Oh, and there doesn't seem to be anything particularly "firsthand" about communicating through a website.

Adam Van Loon
Chief Editor, March Magazine
Northwest Lovejoy Street


I am a Portland Indymedia volunteer, and had I known that Nick Budnick was going to slant his article ["Corporate Media Is the Disease"] against Deva and spArk, I would have responded to his request for information. Unfortunately, I don't think it would have made a difference. He never asked us, "Do Deva and spArk run the show?" He went into the article assuming this, and used voices from the past to back up his assumptions.

I moved here last September and got involved with Indymedia shortly thereafter. I was warmly welcomed, and after showing that I was dedicated and could make features, I got the password.

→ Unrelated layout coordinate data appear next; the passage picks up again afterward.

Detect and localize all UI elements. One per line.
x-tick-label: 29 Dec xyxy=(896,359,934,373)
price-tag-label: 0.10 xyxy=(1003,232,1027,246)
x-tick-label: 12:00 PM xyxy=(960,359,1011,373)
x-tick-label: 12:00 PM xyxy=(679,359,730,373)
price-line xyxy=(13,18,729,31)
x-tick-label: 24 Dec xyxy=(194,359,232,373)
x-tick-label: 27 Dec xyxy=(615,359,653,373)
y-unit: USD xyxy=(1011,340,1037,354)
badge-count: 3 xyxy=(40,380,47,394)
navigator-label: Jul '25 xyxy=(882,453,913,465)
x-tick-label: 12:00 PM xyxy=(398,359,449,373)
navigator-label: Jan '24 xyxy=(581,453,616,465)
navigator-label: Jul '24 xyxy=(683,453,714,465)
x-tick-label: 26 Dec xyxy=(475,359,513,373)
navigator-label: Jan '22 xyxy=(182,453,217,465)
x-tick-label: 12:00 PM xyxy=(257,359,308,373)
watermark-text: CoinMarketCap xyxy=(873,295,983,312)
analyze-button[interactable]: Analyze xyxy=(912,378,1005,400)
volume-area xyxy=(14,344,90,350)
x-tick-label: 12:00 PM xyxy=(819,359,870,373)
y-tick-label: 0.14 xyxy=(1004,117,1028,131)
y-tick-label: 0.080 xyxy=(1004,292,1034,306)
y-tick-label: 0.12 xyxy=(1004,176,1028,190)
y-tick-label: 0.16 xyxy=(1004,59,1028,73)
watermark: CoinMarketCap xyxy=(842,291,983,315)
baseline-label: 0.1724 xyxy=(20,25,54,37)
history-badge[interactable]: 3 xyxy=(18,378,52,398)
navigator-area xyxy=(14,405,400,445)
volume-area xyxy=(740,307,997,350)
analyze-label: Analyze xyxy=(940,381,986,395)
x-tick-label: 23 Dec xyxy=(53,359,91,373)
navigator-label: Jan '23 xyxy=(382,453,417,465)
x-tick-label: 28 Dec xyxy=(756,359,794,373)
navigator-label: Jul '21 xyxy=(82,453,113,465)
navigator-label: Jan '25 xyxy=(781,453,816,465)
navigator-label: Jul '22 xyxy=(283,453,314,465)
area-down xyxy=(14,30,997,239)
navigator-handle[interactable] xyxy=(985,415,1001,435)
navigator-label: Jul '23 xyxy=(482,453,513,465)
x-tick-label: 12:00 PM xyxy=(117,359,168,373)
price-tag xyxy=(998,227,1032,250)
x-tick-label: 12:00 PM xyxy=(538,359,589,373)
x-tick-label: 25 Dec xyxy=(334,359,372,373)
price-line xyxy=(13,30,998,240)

So no, it is not an "inner circle" who makes decisions--it is everyone who is dedicated enough. But not many people are. Being an Indymedia volunteer is a thankless, time-consuming job. It takes a lot of work to keep a website of our caliber and popularity running.

If Deva and spArk are seen as spokespeople for Indymedia, it is because they have been around longer. I cannot speak for what happened before I joined; I only know that this site is not run by two individuals, but collectively. If you have never been to a meeting, you don't know the level of discussion that goes on.

The truth is, anyone can be a part of Indymedia--it just takes a lot of dedication and hard work. If you are willing, I invite you to come to the Red & Black Cafe on Saturdays at 4:30.

Jennifer Polis
Southwest Alder Street


Until your recent edition, we'd never heard the term "wigger" ["Wigger, Please!," April 23, 2003]. It took us a while to realize that the "w" in the word was substituting for an "n." Would Willamette Week ever have printed a headline that said, "Nigger, please!"? If not, then why is it OK to use this new slur? Using the n-word in conversations (especially among white people) is inappropriate; using a "w" instead of an "n" doesn't make it less offensive.

Jesse Winter and Kate Wolfe
Northeast Sandy Crest Terrace

David Walker responds: In hip-hop parlance, a wigger is a white person who adopts the dress or speech patterns of black culture. In using the term, I meant no offense--or at least no more than the offense of white people who make money by emulating the more negative aspects of black culture.